Neues Plädoyer für teure Flugtickets

Umweltverband BUND startet Kampagne für Kerosinsteuer. Bisher sind die Fluggesellschaften davon freigestellt. Profitieren würden die Kunden der Bahn. Die sollen die Steuerforderung unterstützen. Zuspruch bei Rot-Grün hält sich bisher in Grenzen

„Die Befreiung von der Kerosinsteuer ist unökologisch und nicht zeitgemäß“

VON BEATE STRENGE

Die Bahnkunden am Bahnhof Zoo in Berlin bekamen gestern Besuch von einer Gruppe in weißen T-Shirts. Darauf stand: „Bahn zahlt Steuern – Flugzeug zahlt nix“. Mit einem dicken roten Kanister in der Hand und einem aufgeblasenen Plastikflugzeug starteten die Aktivisten des Bundes für Umwelt- und Naturschutz (BUND) ihre Kampagne zur Einführung der Kerosinsteuer für Inlandsflüge ab 2005. Bahnkunden sollen im Rahmen der Aktion eine Ministeuererklärung unterschreiben, in der sie die Energiesteuern der Bahn zurückfordern oder die Einführung einer Kerosinsteuer verlangen. Die Aktion soll zunächst in zehn Großstädten laufen.

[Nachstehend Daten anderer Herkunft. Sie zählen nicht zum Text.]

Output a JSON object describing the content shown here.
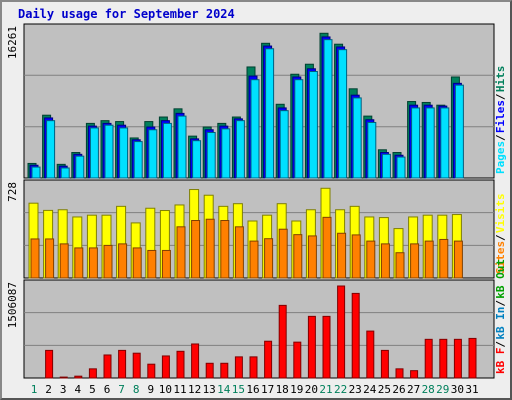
{
  "title": "Daily usage for September 2024",
  "colors": {
    "panel_bg": "#c0c0c0",
    "hits": "#00805c",
    "files": "#0000ff",
    "pages": "#00e0ff",
    "visits": "#ffff00",
    "sites": "#ff8000",
    "kb_in": "#0080c0",
    "kb_out": "#00a000",
    "kb_f": "#ff0000",
    "weekend_label": "#00805c",
    "weekday_label": "#000000"
  },
  "legend": {
    "top": {
      "sep": "/",
      "items": [
        "Pages",
        "Files",
        "Hits"
      ]
    },
    "middle": {
      "sep": "/",
      "items": [
        "Sites",
        "Visits"
      ]
    },
    "bottom": {
      "sep": "/",
      "items": [
        "kB F",
        "kB In",
        "kB Out"
      ]
    }
  },
  "chart_data": [
    {
      "type": "bar",
      "panel": "top",
      "ylabel_max": "16261",
      "ylim": [
        0,
        16261
      ],
      "categories": [
        "1",
        "2",
        "3",
        "4",
        "5",
        "6",
        "7",
        "8",
        "9",
        "10",
        "11",
        "12",
        "13",
        "14",
        "15",
        "16",
        "17",
        "18",
        "19",
        "20",
        "21",
        "22",
        "23",
        "24",
        "25",
        "26",
        "27",
        "28",
        "29",
        "30",
        "31"
      ],
      "series": [
        {
          "name": "Hits",
          "values": [
            1600,
            6900,
            1500,
            2800,
            6000,
            6300,
            6200,
            4400,
            6200,
            6700,
            7600,
            4600,
            5600,
            6000,
            6700,
            12200,
            14800,
            8100,
            11400,
            12500,
            15900,
            14700,
            9800,
            6800,
            3100,
            2800,
            8400,
            8300,
            8000,
            11100,
            0
          ]
        },
        {
          "name": "Files",
          "values": [
            1400,
            6600,
            1300,
            2600,
            5700,
            6000,
            5800,
            4200,
            5600,
            6300,
            7100,
            4300,
            5300,
            5700,
            6500,
            11200,
            14500,
            7700,
            11100,
            12000,
            15500,
            14400,
            9100,
            6400,
            2800,
            2500,
            8000,
            8000,
            7900,
            10400,
            0
          ]
        },
        {
          "name": "Pages",
          "values": [
            1200,
            6300,
            1100,
            2400,
            5500,
            5800,
            5500,
            4000,
            5300,
            6000,
            6800,
            4100,
            5000,
            5400,
            6300,
            10800,
            14200,
            7400,
            10800,
            11700,
            15200,
            14100,
            8800,
            6100,
            2600,
            2300,
            7700,
            7700,
            7700,
            10200,
            0
          ]
        }
      ]
    },
    {
      "type": "bar",
      "panel": "middle",
      "ylabel_max": "728",
      "ylim": [
        0,
        728
      ],
      "categories": [
        "1",
        "2",
        "3",
        "4",
        "5",
        "6",
        "7",
        "8",
        "9",
        "10",
        "11",
        "12",
        "13",
        "14",
        "15",
        "16",
        "17",
        "18",
        "19",
        "20",
        "21",
        "22",
        "23",
        "24",
        "25",
        "26",
        "27",
        "28",
        "29",
        "30",
        "31"
      ],
      "series": [
        {
          "name": "Visits",
          "values": [
            592,
            535,
            540,
            483,
            497,
            497,
            567,
            436,
            552,
            534,
            578,
            700,
            655,
            567,
            588,
            451,
            497,
            588,
            451,
            540,
            710,
            540,
            567,
            483,
            478,
            391,
            483,
            497,
            497,
            502,
            0
          ]
        },
        {
          "name": "Sites",
          "values": [
            309,
            309,
            270,
            238,
            238,
            258,
            270,
            238,
            218,
            218,
            405,
            455,
            465,
            455,
            405,
            292,
            311,
            386,
            343,
            333,
            480,
            354,
            341,
            292,
            270,
            200,
            270,
            292,
            305,
            292,
            0
          ]
        }
      ]
    },
    {
      "type": "bar",
      "panel": "bottom",
      "ylabel_max": "1506087",
      "ylim": [
        0,
        1506087
      ],
      "categories": [
        "1",
        "2",
        "3",
        "4",
        "5",
        "6",
        "7",
        "8",
        "9",
        "10",
        "11",
        "12",
        "13",
        "14",
        "15",
        "16",
        "17",
        "18",
        "19",
        "20",
        "21",
        "22",
        "23",
        "24",
        "25",
        "26",
        "27",
        "28",
        "29",
        "30",
        "31"
      ],
      "series": [
        {
          "name": "kB F",
          "values": [
            0,
            452000,
            15000,
            30000,
            150000,
            377000,
            452000,
            406000,
            226000,
            361000,
            437000,
            557000,
            241000,
            241000,
            346000,
            346000,
            602000,
            1189000,
            587000,
            1009000,
            1009000,
            1506087,
            1385000,
            768000,
            452000,
            150000,
            120000,
            633000,
            633000,
            633000,
            648000
          ]
        }
      ]
    }
  ]
}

Hintergrund der BUND-Forderung ist, dass der kommerzielle Flugverkehr Steuerprivilegien genießt. Im Gegensatz zu Zügen und Bussen zahlen Flugzeuge keine Mineralölsteuer und auf internationalen Flügen auch keine Mehrwertsteuer. Nach der neuen EU-Energiesteuerrichtlinie ist von 2004 an eine Kerosinsteuer auf nationaler Ebene möglich. Auch können sich EU-Länder bi- oder multilateral untereinander darauf einigen. Bei einer Mineralölsteuer für Kerosin würde ein Hin- und Rückflug von Hamburg nach München 39 Euro mehr kosten, rechnet der BUND vor.

Das Umgehen der nationalen Steuer durch Billigtanken im Ausland, der so genannte Tanktourismus, könne leicht verhindert werden, meinen der BUND und auch das Umweltbundesamt, das die Forderung unterstützt. Anders als beim Auto solle die Steuer nicht beim Tanken anfallen, sondern durch eine relativ genaue Verbrauchsschätzung je nach Flugzeugklasse.

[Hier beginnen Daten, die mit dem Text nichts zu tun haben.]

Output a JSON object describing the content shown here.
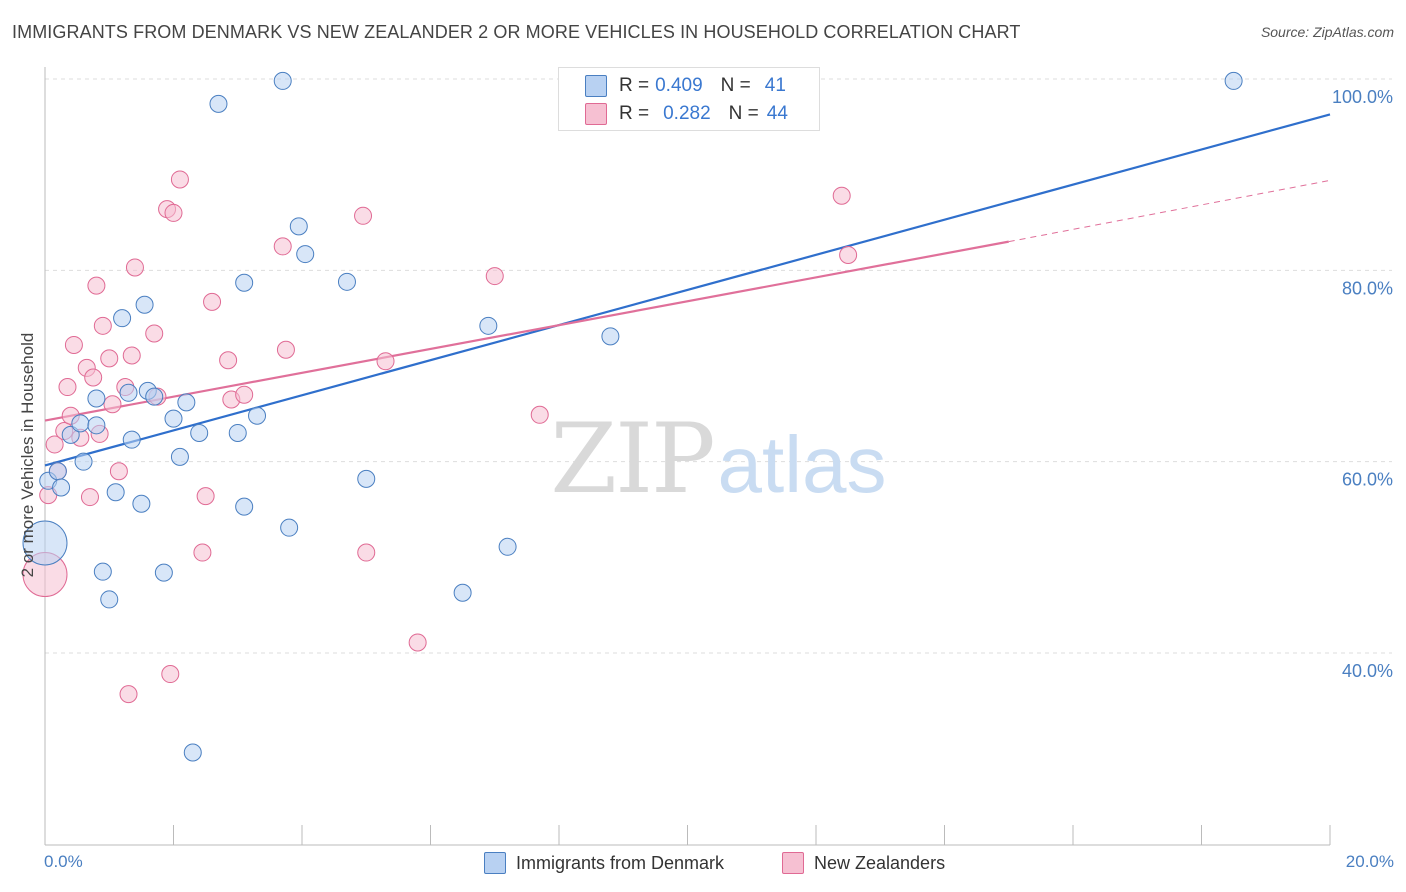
{
  "title": "IMMIGRANTS FROM DENMARK VS NEW ZEALANDER 2 OR MORE VEHICLES IN HOUSEHOLD CORRELATION CHART",
  "source": "Source: ZipAtlas.com",
  "watermark": {
    "zip": "ZIP",
    "atlas": "atlas"
  },
  "colors": {
    "blue": "#4a7fc1",
    "blue_fill": "#b8d1f2",
    "blue_line": "#2f6fcc",
    "pink": "#e06a94",
    "pink_fill": "#f6c0d2",
    "pink_line": "#e0709a",
    "grid": "#dddddd",
    "axis_text": "#4a7fc1"
  },
  "legend_top": {
    "rows": [
      {
        "r_label": "R =",
        "r_value": "0.409",
        "n_label": "N =",
        "n_value": "41"
      },
      {
        "r_label": "R =",
        "r_value": "0.282",
        "n_label": "N =",
        "n_value": "44"
      }
    ]
  },
  "chart_data": {
    "type": "scatter",
    "title": "IMMIGRANTS FROM DENMARK VS NEW ZEALANDER 2 OR MORE VEHICLES IN HOUSEHOLD CORRELATION CHART",
    "xlabel": "",
    "ylabel": "2 or more Vehicles in Household",
    "xlim": [
      0,
      20
    ],
    "ylim": [
      20,
      102
    ],
    "x_tick_labels": [
      "0.0%",
      "20.0%"
    ],
    "y_ticks": [
      40,
      60,
      80,
      100
    ],
    "y_tick_labels": [
      "40.0%",
      "60.0%",
      "80.0%",
      "100.0%"
    ],
    "grid": true,
    "legend_position": "bottom",
    "series": [
      {
        "name": "Immigrants from Denmark",
        "r": 0.409,
        "n": 41,
        "trend": {
          "x": [
            0,
            20
          ],
          "y": [
            59.6,
            96.3
          ]
        },
        "points": [
          {
            "x": 0.0,
            "y": 51.5,
            "big": true
          },
          {
            "x": 0.05,
            "y": 58.0
          },
          {
            "x": 0.2,
            "y": 59.0
          },
          {
            "x": 0.25,
            "y": 57.3
          },
          {
            "x": 0.4,
            "y": 62.8
          },
          {
            "x": 0.55,
            "y": 64.0
          },
          {
            "x": 0.6,
            "y": 60.0
          },
          {
            "x": 0.8,
            "y": 63.8
          },
          {
            "x": 0.8,
            "y": 66.6
          },
          {
            "x": 0.9,
            "y": 48.5
          },
          {
            "x": 1.0,
            "y": 45.6
          },
          {
            "x": 1.1,
            "y": 56.8
          },
          {
            "x": 1.2,
            "y": 75.0
          },
          {
            "x": 1.3,
            "y": 67.2
          },
          {
            "x": 1.35,
            "y": 62.3
          },
          {
            "x": 1.5,
            "y": 55.6
          },
          {
            "x": 1.55,
            "y": 76.4
          },
          {
            "x": 1.6,
            "y": 67.4
          },
          {
            "x": 1.7,
            "y": 66.8
          },
          {
            "x": 1.85,
            "y": 48.4
          },
          {
            "x": 2.0,
            "y": 64.5
          },
          {
            "x": 2.1,
            "y": 60.5
          },
          {
            "x": 2.2,
            "y": 66.2
          },
          {
            "x": 2.4,
            "y": 63.0
          },
          {
            "x": 2.3,
            "y": 29.6
          },
          {
            "x": 2.7,
            "y": 97.4
          },
          {
            "x": 3.0,
            "y": 63.0
          },
          {
            "x": 3.1,
            "y": 78.7
          },
          {
            "x": 3.1,
            "y": 55.3
          },
          {
            "x": 3.3,
            "y": 64.8
          },
          {
            "x": 3.7,
            "y": 99.8
          },
          {
            "x": 3.8,
            "y": 53.1
          },
          {
            "x": 3.95,
            "y": 84.6
          },
          {
            "x": 4.05,
            "y": 81.7
          },
          {
            "x": 4.7,
            "y": 78.8
          },
          {
            "x": 5.0,
            "y": 58.2
          },
          {
            "x": 6.5,
            "y": 46.3
          },
          {
            "x": 6.9,
            "y": 74.2
          },
          {
            "x": 7.2,
            "y": 51.1
          },
          {
            "x": 8.8,
            "y": 73.1
          },
          {
            "x": 18.5,
            "y": 99.8
          }
        ]
      },
      {
        "name": "New Zealanders",
        "r": 0.282,
        "n": 44,
        "trend": {
          "x": [
            0,
            15.0
          ],
          "y": [
            64.3,
            83.0
          ]
        },
        "trend_dashed": {
          "x": [
            15.0,
            20
          ],
          "y": [
            83.0,
            89.4
          ]
        },
        "points": [
          {
            "x": 0.0,
            "y": 48.2,
            "big": true
          },
          {
            "x": 0.05,
            "y": 56.5
          },
          {
            "x": 0.15,
            "y": 61.8
          },
          {
            "x": 0.2,
            "y": 59.0
          },
          {
            "x": 0.3,
            "y": 63.2
          },
          {
            "x": 0.35,
            "y": 67.8
          },
          {
            "x": 0.4,
            "y": 64.8
          },
          {
            "x": 0.45,
            "y": 72.2
          },
          {
            "x": 0.55,
            "y": 62.5
          },
          {
            "x": 0.65,
            "y": 69.8
          },
          {
            "x": 0.7,
            "y": 56.3
          },
          {
            "x": 0.75,
            "y": 68.8
          },
          {
            "x": 0.8,
            "y": 78.4
          },
          {
            "x": 0.85,
            "y": 62.9
          },
          {
            "x": 0.9,
            "y": 74.2
          },
          {
            "x": 1.0,
            "y": 70.8
          },
          {
            "x": 1.05,
            "y": 66.0
          },
          {
            "x": 1.15,
            "y": 59.0
          },
          {
            "x": 1.25,
            "y": 67.8
          },
          {
            "x": 1.3,
            "y": 35.7
          },
          {
            "x": 1.35,
            "y": 71.1
          },
          {
            "x": 1.4,
            "y": 80.3
          },
          {
            "x": 1.7,
            "y": 73.4
          },
          {
            "x": 1.75,
            "y": 66.8
          },
          {
            "x": 1.9,
            "y": 86.4
          },
          {
            "x": 1.95,
            "y": 37.8
          },
          {
            "x": 2.0,
            "y": 86.0
          },
          {
            "x": 2.1,
            "y": 89.5
          },
          {
            "x": 2.45,
            "y": 50.5
          },
          {
            "x": 2.5,
            "y": 56.4
          },
          {
            "x": 2.6,
            "y": 76.7
          },
          {
            "x": 2.85,
            "y": 70.6
          },
          {
            "x": 2.9,
            "y": 66.5
          },
          {
            "x": 3.1,
            "y": 67.0
          },
          {
            "x": 3.7,
            "y": 82.5
          },
          {
            "x": 3.75,
            "y": 71.7
          },
          {
            "x": 4.95,
            "y": 85.7
          },
          {
            "x": 5.0,
            "y": 50.5
          },
          {
            "x": 5.3,
            "y": 70.5
          },
          {
            "x": 5.8,
            "y": 41.1
          },
          {
            "x": 7.0,
            "y": 79.4
          },
          {
            "x": 7.7,
            "y": 64.9
          },
          {
            "x": 12.4,
            "y": 87.8
          },
          {
            "x": 12.5,
            "y": 81.6
          }
        ]
      }
    ]
  }
}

In der Bundesregierung gibt es noch keine Initiative für einen nationalen Alleingang bei der Kerosinsteuer. „Aber die EU-Richtlinie ist nicht vom Himmel gefallen. Rot-Grün hat sich in Brüssel dafür eingesetzt“, sagte der Sprecher von Umweltminister Jürgen Trittin (Grüne), Michael Schroeren, zur taz. Die Bundesregierung habe damit ihr Versprechen im Koalitionsvertrag eingelöst. Eine Initiative für eine Kerosinsteuer für deutsche Binnenflüge müsse vom Bundesfinanzminister kommen, sagte Schroeren. Im Gegensatz zur Umsatzsteuer braucht die Kerosinsteuer nicht die Zustimmung der Bundesländer. Bei der Umsatzsteuer für Auslandsflüge war die Regierung 2002 an der Unionsmehrheit im Bundesrat gescheitert.

Für eine Kerosinsteuer im Inland sprachen sich mehrere Bundestagsabgeordnete aus. „Die Kerosinsteuerbefreiung ist eine ökologisch schädliche Subvention, die nicht mehr in die Zeit passt“, sagte der Grünen-Abgeordnete Hans-Josef Fell der taz. Bei der Weiterentwicklung der ökologischen Steuerreform träten die Grünen auch für eine Kerosinsteuer für Binnenflüge ein.

Der SPD-Bundestagsabgeordnete und Klimaexperte Ernst Ulrich von Weizsäcker forderte, die Ungleichbehandlung von Flugverkehr und Bahn zu beenden – bei der Mehrwertsteuer wie bei den Steuern für Energieverbrauch. Der Verband der deutschen Flugwirtschaft (BARIG) äußerte sich ablehnend.